Northern Delegates Raise Dust over Proposed States
Derivation may be increased to between 21% and 25%
Chuks Okocha and Onyebuchi Ezigbo
The National Conference yesterday began debates on a stormy note with some northern delegates still complaining bitterly over the adoption of recommendation for the creation of 18 new states in the country.
Almost every delegate from the North-west and North-east who rose to contribute to the amendment of minutes of Thursday's deliberation expressed reservations over the conclusions reached through voice votes, saying the leadership needed to revisit some of the decisions, especially on the issue of state creation.
Based on the adoption of the amendment to the reports of the Committee on Political Restructuring, particularly the provision for state creation, most the northern delegates were dissatisfied and took steps to register their protest to the conference leadership at the close of sitting last Thursday.
While raising his concern, delegate Hamisu Abubakar from the North-west, queried the rationale for distributing the recommended 18 states which he said came through a voice vote and not on 70 per cent consensus vote.
He said the process of coming to a decision was as important as the decision itself, adding that he would want some of the decisions revisited.
Another delegate representing the labour movement, Mr. Isah Aremu, said under the leadership of the chairman, the conference had witnessed a lot of progress and good debate since the conference started but that last week's handling of the deliberations had give him cause for concern.
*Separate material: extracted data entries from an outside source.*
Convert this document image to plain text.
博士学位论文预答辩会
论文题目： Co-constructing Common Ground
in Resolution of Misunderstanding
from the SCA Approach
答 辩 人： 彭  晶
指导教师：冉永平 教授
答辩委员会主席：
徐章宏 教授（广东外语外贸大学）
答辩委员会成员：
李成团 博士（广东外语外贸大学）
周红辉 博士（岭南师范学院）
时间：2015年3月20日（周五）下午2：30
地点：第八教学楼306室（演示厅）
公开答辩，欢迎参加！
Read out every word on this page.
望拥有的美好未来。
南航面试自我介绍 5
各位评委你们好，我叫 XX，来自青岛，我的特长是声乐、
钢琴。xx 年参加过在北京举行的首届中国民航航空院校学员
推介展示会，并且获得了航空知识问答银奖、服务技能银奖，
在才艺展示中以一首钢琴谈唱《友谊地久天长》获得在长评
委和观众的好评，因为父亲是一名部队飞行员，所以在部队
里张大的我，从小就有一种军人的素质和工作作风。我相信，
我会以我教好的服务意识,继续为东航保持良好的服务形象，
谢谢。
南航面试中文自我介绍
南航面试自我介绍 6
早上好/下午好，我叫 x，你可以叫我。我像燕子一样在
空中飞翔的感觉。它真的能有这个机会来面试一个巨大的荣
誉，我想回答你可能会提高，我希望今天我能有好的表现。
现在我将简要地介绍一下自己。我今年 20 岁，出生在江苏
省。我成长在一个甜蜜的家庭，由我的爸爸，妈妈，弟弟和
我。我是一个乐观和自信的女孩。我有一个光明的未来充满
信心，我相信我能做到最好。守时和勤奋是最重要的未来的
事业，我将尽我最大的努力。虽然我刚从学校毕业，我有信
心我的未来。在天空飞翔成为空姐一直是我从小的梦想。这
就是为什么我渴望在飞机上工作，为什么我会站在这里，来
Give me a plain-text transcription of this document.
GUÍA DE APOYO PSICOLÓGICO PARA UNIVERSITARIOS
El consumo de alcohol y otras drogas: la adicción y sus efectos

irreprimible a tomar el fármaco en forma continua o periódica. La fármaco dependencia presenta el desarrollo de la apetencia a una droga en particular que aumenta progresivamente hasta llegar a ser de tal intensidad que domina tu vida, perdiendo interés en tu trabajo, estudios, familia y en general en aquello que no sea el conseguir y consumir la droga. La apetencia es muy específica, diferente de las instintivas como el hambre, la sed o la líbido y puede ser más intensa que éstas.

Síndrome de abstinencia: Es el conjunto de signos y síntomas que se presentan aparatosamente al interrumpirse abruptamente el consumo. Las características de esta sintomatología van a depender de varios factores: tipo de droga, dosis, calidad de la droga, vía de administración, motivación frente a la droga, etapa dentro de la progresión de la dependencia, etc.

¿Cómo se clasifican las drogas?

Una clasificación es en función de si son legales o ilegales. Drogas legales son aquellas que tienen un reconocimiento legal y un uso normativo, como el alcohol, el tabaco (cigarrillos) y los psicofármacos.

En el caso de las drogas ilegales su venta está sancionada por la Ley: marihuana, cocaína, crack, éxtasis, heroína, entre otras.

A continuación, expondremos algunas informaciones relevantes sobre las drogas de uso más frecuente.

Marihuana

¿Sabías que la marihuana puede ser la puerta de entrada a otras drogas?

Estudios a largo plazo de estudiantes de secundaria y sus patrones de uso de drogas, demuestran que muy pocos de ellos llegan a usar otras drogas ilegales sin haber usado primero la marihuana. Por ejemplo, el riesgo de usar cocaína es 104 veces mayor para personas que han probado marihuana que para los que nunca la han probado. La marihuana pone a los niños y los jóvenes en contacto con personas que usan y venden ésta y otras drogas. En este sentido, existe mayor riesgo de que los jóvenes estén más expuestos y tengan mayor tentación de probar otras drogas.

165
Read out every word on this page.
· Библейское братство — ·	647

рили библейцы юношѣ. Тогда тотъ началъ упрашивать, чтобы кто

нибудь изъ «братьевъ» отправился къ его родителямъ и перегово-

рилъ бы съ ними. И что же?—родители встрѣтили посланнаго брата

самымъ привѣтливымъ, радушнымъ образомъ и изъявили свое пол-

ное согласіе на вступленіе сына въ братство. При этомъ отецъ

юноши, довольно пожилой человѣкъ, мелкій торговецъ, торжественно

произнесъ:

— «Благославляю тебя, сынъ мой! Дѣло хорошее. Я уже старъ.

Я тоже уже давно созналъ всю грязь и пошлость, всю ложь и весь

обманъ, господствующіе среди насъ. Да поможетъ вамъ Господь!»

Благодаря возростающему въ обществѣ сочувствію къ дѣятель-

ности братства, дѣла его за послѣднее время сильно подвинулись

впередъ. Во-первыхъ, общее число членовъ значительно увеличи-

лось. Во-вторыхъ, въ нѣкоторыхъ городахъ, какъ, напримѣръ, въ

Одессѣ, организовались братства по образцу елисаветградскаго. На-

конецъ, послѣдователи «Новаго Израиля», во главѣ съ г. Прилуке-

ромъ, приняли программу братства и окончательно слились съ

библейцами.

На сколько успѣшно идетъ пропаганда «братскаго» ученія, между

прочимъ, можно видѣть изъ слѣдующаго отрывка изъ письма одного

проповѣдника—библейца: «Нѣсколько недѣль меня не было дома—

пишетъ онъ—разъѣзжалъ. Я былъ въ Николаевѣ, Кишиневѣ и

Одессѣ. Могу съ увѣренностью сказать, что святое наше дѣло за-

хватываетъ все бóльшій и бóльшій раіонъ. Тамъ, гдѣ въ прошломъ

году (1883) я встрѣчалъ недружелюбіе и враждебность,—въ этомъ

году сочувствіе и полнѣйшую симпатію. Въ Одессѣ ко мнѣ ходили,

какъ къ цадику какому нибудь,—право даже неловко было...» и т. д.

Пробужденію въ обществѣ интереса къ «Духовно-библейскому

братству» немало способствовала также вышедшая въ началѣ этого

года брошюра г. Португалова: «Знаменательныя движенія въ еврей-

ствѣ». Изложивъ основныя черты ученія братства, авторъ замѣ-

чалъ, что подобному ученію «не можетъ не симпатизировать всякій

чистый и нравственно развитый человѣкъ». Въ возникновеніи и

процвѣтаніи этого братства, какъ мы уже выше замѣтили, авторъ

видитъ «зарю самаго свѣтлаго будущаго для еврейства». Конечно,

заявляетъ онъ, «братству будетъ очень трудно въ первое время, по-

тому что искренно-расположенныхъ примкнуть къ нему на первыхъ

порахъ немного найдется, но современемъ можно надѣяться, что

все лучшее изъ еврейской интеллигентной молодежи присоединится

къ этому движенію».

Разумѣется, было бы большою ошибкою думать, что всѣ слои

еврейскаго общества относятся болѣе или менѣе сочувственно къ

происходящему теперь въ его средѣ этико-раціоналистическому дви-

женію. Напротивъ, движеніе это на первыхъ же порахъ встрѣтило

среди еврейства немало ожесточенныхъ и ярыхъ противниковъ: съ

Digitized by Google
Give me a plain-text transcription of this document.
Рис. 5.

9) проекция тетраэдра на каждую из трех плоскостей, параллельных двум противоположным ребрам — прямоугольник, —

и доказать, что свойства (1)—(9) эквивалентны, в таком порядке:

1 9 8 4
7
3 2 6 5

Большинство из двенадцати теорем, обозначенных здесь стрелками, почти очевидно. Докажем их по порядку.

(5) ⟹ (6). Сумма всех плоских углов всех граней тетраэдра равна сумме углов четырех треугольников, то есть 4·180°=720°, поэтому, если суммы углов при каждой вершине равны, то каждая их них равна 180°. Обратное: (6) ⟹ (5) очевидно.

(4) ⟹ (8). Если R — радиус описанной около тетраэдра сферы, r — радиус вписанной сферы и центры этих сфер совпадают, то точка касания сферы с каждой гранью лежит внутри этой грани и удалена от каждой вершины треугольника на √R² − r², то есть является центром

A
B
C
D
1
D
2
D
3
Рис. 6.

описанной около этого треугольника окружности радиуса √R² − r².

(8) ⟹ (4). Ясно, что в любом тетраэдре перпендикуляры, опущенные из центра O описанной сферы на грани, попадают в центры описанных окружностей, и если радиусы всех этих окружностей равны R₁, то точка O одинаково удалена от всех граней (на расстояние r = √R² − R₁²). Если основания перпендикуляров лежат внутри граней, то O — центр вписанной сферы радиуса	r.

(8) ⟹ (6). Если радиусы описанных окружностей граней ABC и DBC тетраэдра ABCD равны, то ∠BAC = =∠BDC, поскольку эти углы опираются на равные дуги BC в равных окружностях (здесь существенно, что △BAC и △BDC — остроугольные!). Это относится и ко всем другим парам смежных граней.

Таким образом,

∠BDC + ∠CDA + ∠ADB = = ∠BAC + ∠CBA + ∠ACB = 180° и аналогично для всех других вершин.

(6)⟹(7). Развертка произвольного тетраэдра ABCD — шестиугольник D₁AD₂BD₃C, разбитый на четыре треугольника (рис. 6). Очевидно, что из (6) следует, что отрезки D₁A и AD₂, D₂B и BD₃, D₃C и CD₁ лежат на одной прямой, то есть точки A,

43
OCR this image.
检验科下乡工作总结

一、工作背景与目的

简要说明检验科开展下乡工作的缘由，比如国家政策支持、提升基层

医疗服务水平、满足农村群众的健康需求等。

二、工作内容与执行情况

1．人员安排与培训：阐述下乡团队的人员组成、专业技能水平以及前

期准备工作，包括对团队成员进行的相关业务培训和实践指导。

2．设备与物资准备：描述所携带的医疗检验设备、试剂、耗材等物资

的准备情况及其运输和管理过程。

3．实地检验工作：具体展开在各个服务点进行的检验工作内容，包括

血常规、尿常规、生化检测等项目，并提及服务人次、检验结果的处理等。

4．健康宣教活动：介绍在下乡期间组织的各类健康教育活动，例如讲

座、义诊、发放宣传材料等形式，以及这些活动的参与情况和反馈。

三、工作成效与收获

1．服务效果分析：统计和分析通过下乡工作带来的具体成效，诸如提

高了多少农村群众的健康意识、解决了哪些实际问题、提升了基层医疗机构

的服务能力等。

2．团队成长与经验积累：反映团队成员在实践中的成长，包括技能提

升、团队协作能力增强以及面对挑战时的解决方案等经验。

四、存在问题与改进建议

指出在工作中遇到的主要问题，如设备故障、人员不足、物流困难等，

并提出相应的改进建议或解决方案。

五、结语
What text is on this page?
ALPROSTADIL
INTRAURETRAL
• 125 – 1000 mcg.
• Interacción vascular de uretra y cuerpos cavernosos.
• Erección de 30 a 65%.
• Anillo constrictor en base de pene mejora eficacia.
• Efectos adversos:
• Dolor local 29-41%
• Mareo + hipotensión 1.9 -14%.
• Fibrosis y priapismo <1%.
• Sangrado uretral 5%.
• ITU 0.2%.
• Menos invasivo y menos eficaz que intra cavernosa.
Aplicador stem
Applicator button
He explained that for instance, most of the states listed during the passage of the report on Political Restructuring were not viable and should not have been recommended in the first place.
Yet another nothern delegate and former Minister of Education, Prof. Rukayatu Rufai, insisted that the North-west was short-changed, wondering how four states can be created from the North-central zone while only two were granted to the North-west.
A Katsina delegate, Talatu Nasir, in her own contribution said though she was 100 per cent in support of state creation, she was of the view that the conference had failed to take proper consideration of various requests by delegates.
She requested the conference to expand the list of states to include more requests, especially a state for the North-west. Alternatively, she said the issue of state creation should be deleted from the conference report for another opportunity to take a look at the issue.
Robert Audu, representing retired civil servants, said he had submitted a proposal for a 50-state structure, which was received and acknowledged. He regretted that the list of states approved by the conference came from the controversial conference report which was earlier rejected.
A delegate and the Secretary of the Yoruba Elders, asked the conference to add Oduduwa State in the list of states being planed for creation, adding that the quest for the state dated back to 35 years. He said the area is made up of a population of 1.7 million.
At this stage, The chairman of the National Conference, Justice Idirs Kutigi reminded delegates that the morning session was largely meant to correct the minutes of the last sitting and not to make new input.
Meanwhile, there were indications that there may be an increase in the derivation formula from the present 13 per cent, as almost all the delegates at the National Conference suggested an increase of between 21 per cent and 25 per cent.
Though there were delegates who called for an increase to over 50 per cent, others called for the enforcement of the off shore rule for the continental shelf, which prescribes that states should only be entitled to oil revenue from the oil explored from their states.
In the same manner, the delegates called for a special fund of five per cent to be used for the exploration of untapped solid mineral resources in other states.
Also, the conference Committee on Power Devolution has recommended a new revenue sharing formula of 42 per cent to the federal government; 35 per cent to the states; and 22.5 per cent to local governments.
Kicking off the debate on derivation, the former Governor of Rivers State, Dr. Peter Odili, said the absence of justice breeds discontent, hate, violence, vandalism and corruption.
He said studies had shown that every state in the country had at least three mineral resources that can be exploited, and commended the committee on their recommendation for the creation of a Mineral Development Fund.
The former governor urged the delegates at the conference to increase the special fund for the development of solid mineral from 4.5 per cent to at least 7 per cent so that the money would be equitably distributed to all states of the federation.
According to the former governor, what becomes the benchmark for subsequent recommendations by delegates of the committee should they be set up to supervise and deploy the fund for the purpose of developing new minerals.
This, he said, would make the states become equal contributors to the Federation Account, adding that nothing less than 25 per cent on derivation will do for now.
The former National Chairman of the Peoples Democratic Party (PDP), Bello Haliru, also agreed with the report of the Committee on Resource Control, and supported Odili on his call for the increase in Mineral Development Fund from 4.5 per cent to 7 per cent, “so that in the near future, each state should be contributing equally to the Federation Account.”
He said due to the damage being brought to oil communities in the Niger Delta region, the conference should consider increasing derivation to 25 per cent on the basis of onshore oil produced by the affected states.
Haliru said the Supreme Court has already ruled that “what is drilled in the deep sea does not belong to any state but to the nation.”
Another delegate and former President of the Nigeria Economic Summit, Prof. Anya O. Anya, who spoke on the same note, recommended an increase for the derivation to 21.5 percent.
Another delegate, Chief Raymond Dokpesi, in his contribution, said the derivation should be increased to 21.5 percent.
Former Minister of Information, Prof. Jerry Gana, said every state must be empowered to develop their resources to create wealth so that they don't have to depend on the centre, describing the report of the committee's recommendation on the Mineral Development Fund as “logical and appropriate.”
On derivation, Gana appealed to the delegates to consider the major issue affecting every area such as environmental degradation in the Niger Delta, adding that if the oil producing states are given what they are asking for “some states may collapse and Nigerians may have to migrate to the Niger Delta. There should be fairness and the spirit of give and take should prevail.”